Türkiye`nin tartışmasız en şöhretli lisesinde, hepimizin bildiği gibi bir de futbol kulübü kurulmuştur. Lise binasının tam karşısındaki eskiden Galatasaray Postanesi olan binaya uğradığınızda o kulübün tarihini canlı bir şekilde inceleyebilirsiniz. Sadece kupalar, fotoğraflar değil tarihi belgeler de orada sergilenmektedir. Kulübün tarihi merkezi de biraz ileridedir. Hasnun Galip Sokak ile Galatasaray Lisesi arasında birkaçyüz metrelik mesafe vardır. Liseli gençlerin bir merakı olarak doğan futbol kulübü bugün okuldan çok daha meşhur ve ekonomik olarak çok daha büyüktür. Bir devlet lisesi olan Galatasaray, vakfın katkılarıyla eli yüzü düzgün bir eğitim vermekle birlikte bazı liselerimizin imkanlarından çok daha geridedir. Ü lkenin en parlak gençlerinin tercih ettiği lisenin seveni de, karşı olanı da çoktur.

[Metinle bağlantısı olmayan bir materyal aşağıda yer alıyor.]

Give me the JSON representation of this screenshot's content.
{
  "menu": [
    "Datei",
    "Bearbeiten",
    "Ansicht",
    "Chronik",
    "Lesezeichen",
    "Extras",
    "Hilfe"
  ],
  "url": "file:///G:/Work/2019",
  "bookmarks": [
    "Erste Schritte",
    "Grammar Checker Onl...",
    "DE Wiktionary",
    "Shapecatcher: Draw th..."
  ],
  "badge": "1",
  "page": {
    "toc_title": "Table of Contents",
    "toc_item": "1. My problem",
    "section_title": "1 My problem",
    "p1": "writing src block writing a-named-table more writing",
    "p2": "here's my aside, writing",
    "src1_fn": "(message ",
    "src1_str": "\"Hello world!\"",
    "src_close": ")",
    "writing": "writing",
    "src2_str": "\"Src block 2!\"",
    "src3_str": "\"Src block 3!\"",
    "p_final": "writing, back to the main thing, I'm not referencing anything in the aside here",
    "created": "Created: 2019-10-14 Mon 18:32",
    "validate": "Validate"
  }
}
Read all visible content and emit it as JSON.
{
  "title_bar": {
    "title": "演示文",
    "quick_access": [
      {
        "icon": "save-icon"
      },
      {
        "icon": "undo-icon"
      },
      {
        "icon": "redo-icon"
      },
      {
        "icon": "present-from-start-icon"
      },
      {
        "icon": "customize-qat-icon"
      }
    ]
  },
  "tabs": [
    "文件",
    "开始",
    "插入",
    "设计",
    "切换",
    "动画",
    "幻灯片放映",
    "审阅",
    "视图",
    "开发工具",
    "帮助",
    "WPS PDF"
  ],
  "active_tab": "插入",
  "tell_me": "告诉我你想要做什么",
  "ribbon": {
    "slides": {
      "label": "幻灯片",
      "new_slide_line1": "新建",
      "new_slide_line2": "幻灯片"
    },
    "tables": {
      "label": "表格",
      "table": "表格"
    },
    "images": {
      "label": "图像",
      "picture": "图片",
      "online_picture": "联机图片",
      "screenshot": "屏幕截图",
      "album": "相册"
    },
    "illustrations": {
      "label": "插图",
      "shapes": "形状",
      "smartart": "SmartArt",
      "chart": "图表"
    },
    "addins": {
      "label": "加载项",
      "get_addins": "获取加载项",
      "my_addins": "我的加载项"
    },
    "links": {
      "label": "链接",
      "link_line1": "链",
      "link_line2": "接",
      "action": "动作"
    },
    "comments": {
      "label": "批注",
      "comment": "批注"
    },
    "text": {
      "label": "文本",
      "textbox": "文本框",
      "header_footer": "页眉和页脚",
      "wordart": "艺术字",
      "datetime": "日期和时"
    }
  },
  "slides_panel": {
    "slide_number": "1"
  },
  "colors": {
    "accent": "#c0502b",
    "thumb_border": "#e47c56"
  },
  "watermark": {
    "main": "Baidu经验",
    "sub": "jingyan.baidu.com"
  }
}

Peki nereden çıktı dersiniz bu Galatasaray gündemi?.. Osmanlı`dan günümüze ülkenin en şöhretli eğitimcilerinin müdürlük yaptığı liseye bugünlerde yeni bir müdür atandı. Futbol kulübünün başkanı kadar dikkat çekmiyor ama yeni müdürün kulüp tercihi üzerinden ciddi bir tartışma yapılıyor. Başkanı üyeler seçiyor, müdürü ise milli eğitim atıyor. Milli Eğitim Bakanlığı, lise için aslında normal şartlarda çok beğenilecek bir görevlendirme yaptı. Şahsen de tanıma imkanı bulduğum Galatasaray liseli bir tarihçiyi, Prof. Dr. Vahdettin Engin artık Mektebi Sultani`de Tevfik Fikret`in odasında oturacak.

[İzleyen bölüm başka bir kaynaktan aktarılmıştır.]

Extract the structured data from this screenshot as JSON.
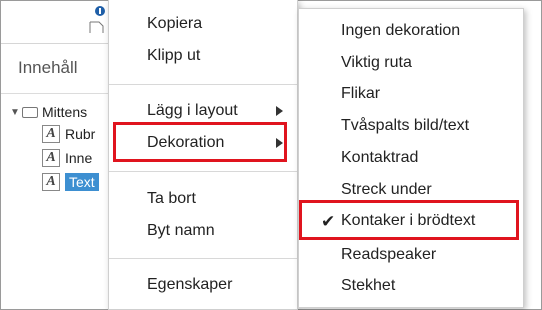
{
  "background": {
    "header_title": "Innehåll",
    "tree": {
      "root_label": "Mittens",
      "children": [
        "Rubr",
        "Inne",
        "Text"
      ],
      "icon_letter": "A"
    }
  },
  "context_menu": {
    "items": [
      {
        "label": "Kopiera"
      },
      {
        "label": "Klipp ut"
      },
      {
        "label": "Lägg i layout"
      },
      {
        "label": "Dekoration"
      },
      {
        "label": "Ta bort"
      },
      {
        "label": "Byt namn"
      },
      {
        "label": "Egenskaper"
      }
    ]
  },
  "submenu": {
    "items": [
      {
        "label": "Ingen dekoration"
      },
      {
        "label": "Viktig ruta"
      },
      {
        "label": "Flikar"
      },
      {
        "label": "Tvåspalts bild/text"
      },
      {
        "label": "Kontaktrad"
      },
      {
        "label": "Streck under"
      },
      {
        "label": "Kontaker i brödtext"
      },
      {
        "label": "Readspeaker"
      },
      {
        "label": "Stekhet"
      }
    ],
    "checked_index": 6,
    "check_glyph": "✔"
  },
  "colors": {
    "highlight_border": "#e0141e",
    "selection": "#3d8fd1"
  }
}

Geçtiğimiz günlerde kaybettiğimiz kültür adamı Prof. Dr. Haluk Dursun ile liseden arkadaş olan Engin yine Haluk Hoca gibi İstanbul Ü niversitesinde tarih okudu. Osmanlı son dönemi üzerine araştırmalarıyla tanıdığımız ve sevdiğimiz Vahdettin Hocanın, lisenin tarihi üzerine yaptığı araştırmalar ve yazdığı eserler de meraklısı tarafından beğenilmiştir.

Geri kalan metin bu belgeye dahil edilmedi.